There was no evidence of filling in medical history or lifestyle information when submitting a DNA sample to the Swiss DNA Bank, however, it seems like the kind of information clients might want to voluntarily include within their digital storage.
Dr. Kessis said, "If one is concerned about their potential for disease ... then that person can have their own DNA tested. Having a dead loved ones' DNA tested (say a parent or even a great grandparent) tells one very little they don't already potentially know about themselves. That said, testing a dead loved at some point in the future could tell you something about why they died. The most useful information gained from storing such DNA for the future would be to answer someone's question regarding whether or not they are related. This occasionally comes up in estate lawsuits. Having ones' DNA [eliminates] the need to dig someone up."

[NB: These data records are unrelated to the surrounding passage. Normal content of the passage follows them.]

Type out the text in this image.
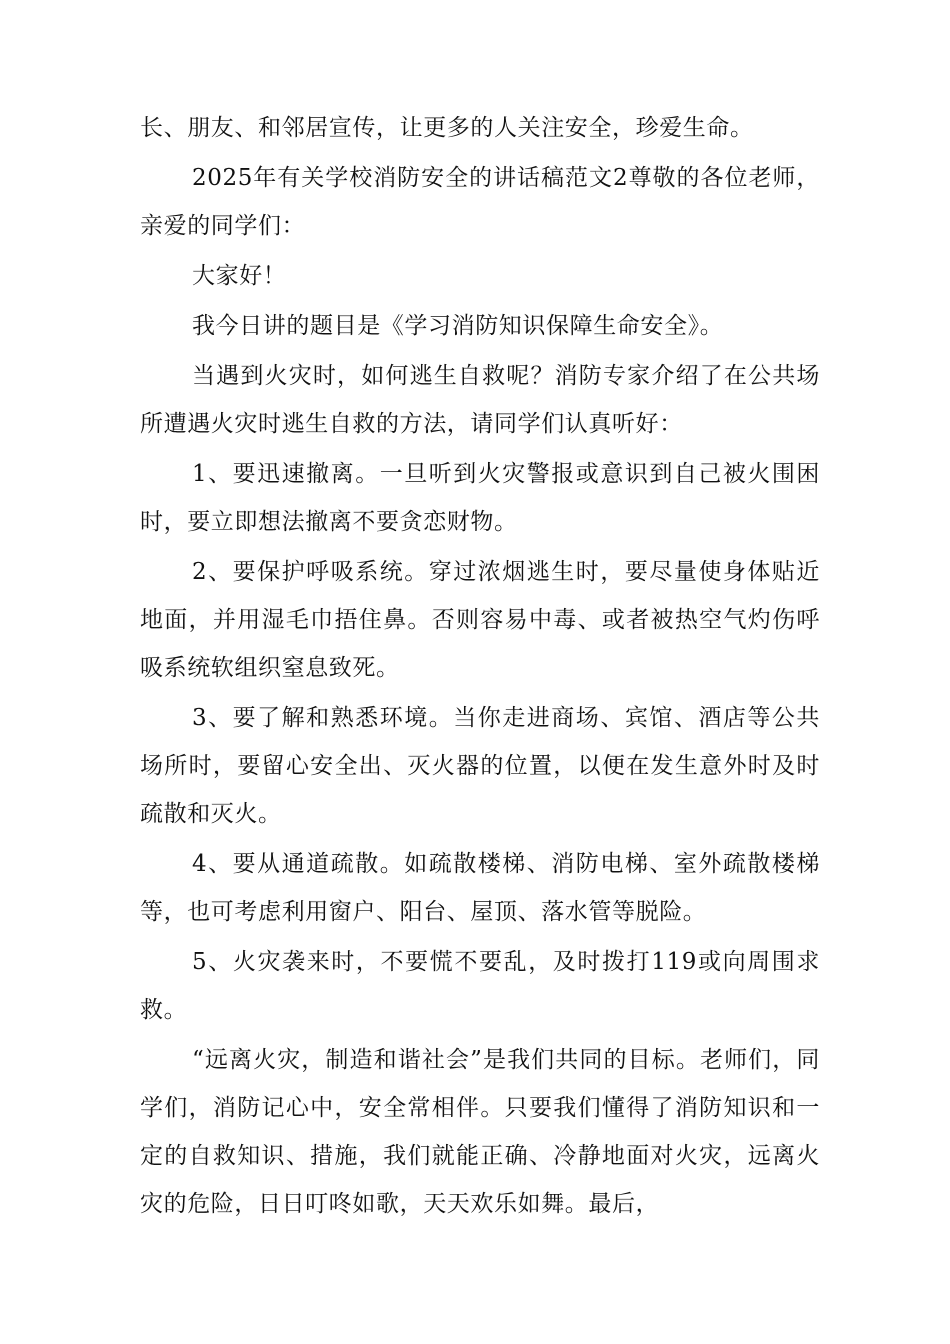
长、朋友、和邻居宣传，让更多的人关注安全，珍爱生命。

2025年有关学校消防安全的讲话稿范文2尊敬的各位老师，亲爱的同学们：

大家好！

我今日讲的题目是《学习消防知识保障生命安全》。

当遇到火灾时，如何逃生自救呢？消防专家介绍了在公共场所遭遇火灾时逃生自救的方法，请同学们认真听好：

1、要迅速撤离。一旦听到火灾警报或意识到自己被火围困时，要立即想法撤离不要贪恋财物。

2、要保护呼吸系统。穿过浓烟逃生时，要尽量使身体贴近地面，并用湿毛巾捂住鼻。否则容易中毒、或者被热空气灼伤呼吸系统软组织窒息致死。

3、要了解和熟悉环境。当你走进商场、宾馆、酒店等公共场所时，要留心安全出、灭火器的位置，以便在发生意外时及时疏散和灭火。

4、要从通道疏散。如疏散楼梯、消防电梯、室外疏散楼梯等，也可考虑利用窗户、阳台、屋顶、落水管等脱险。

5、火灾袭来时，不要慌不要乱，及时拨打119或向周围求救。

“远离火灾，制造和谐社会”是我们共同的目标。老师们，同学们，消防记心中，安全常相伴。只要我们懂得了消防知识和一定的自救知识、措施，我们就能正确、冷静地面对火灾，远离火灾的危险，日日叮咚如歌，天天欢乐如舞。最后，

I asked Dr.Ballard how I would benefit right now, if my ancestors had stored their DNA for me inside the Swiss DNA Bank.
"Information from your great-great grandparents (if it was in Swiss Bank right now) could help you identify your ethnic origins," said Ballard, "It could also be used by scientists to study the inheritance patterns of diseases like diabetes, tendency to obesity, heart disease, many mental illnesses and to locate and study the gene variants that contribute to these diseases. However, having the medical and lifestyle histories of the original donors, as well as members of the intervening generations, would be needed to use the Bank for this latter purpose."

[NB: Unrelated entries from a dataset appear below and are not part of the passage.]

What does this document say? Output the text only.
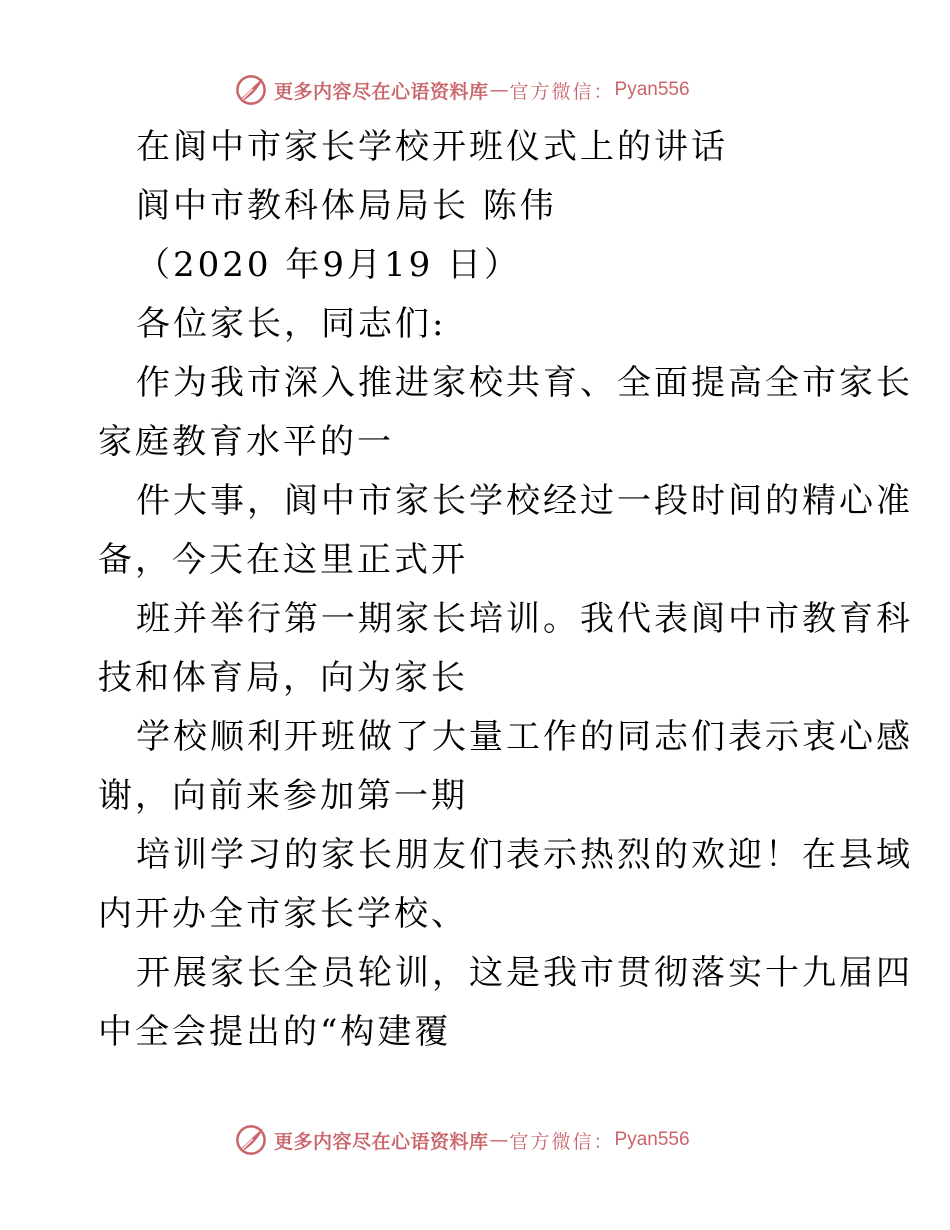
更多内容尽在心语资料库 — 官方微信： Pyan556
在阆中市家长学校开班仪式上的讲话
阆中市教科体局局长 陈伟
（2020 年9月19 日）
各位家长，同志们:
作为我市深入推进家校共育、全面提高全市家长
家庭教育水平的一
件大事，阆中市家长学校经过一段时间的精心准
备，今天在这里正式开
班并举行第一期家长培训。我代表阆中市教育科
技和体育局，向为家长
学校顺利开班做了大量工作的同志们表示衷心感
谢，向前来参加第一期
培训学习的家长朋友们表示热烈的欢迎！在县域
内开办全市家长学校、
开展家长全员轮训，这是我市贯彻落实十九届四
中全会提出的“构建覆
更多内容尽在心语资料库 — 官方微信： Pyan556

"All this being said," warned Ballard, "The Bank had better be darned secure! Insurance companies and many employers would love to get their hands on DNA banks of this kind. For example, an insurance company could use it to deny coverage to a person with a disease allele for breast cancer or an employer could use it to make decisions concerning whether to promote someone ("Well, this guy is going to get Alzheimer's before he's 55, so it's not worth training him to run the department."). In addition, DNA contains information on the ethnicity of an individual as well as information about his or her physical attributes. It doesn't take a lot of imagination to think up ways this kind of data could be misused if it got into the wrong hands."
The Swiss DNA Bank explains their security measures in detail on their website with the entire process sounding like something out of a James Bond film: layered infrastructure, encrypted data and a single use password and access card that generates a random new password each time it is used. And they hammer home the fact that the main data server and DNA samples are stored underground in a nuclear-proof shelter inside a mountain in the Swiss Alps. The website says, "Swiss DNA Bank's internal security management follows a military level security protocol. No single operator can access Swiss DNA Bank's data."
Time will tell whether a digital record in the Swiss Alps, a Facebook page that lives indefinitely, or a well-preserved photo album and a lock of hair are the best way to communicate our experiences to people we will never meet. In the meantime, the trick is to live a life worth storing.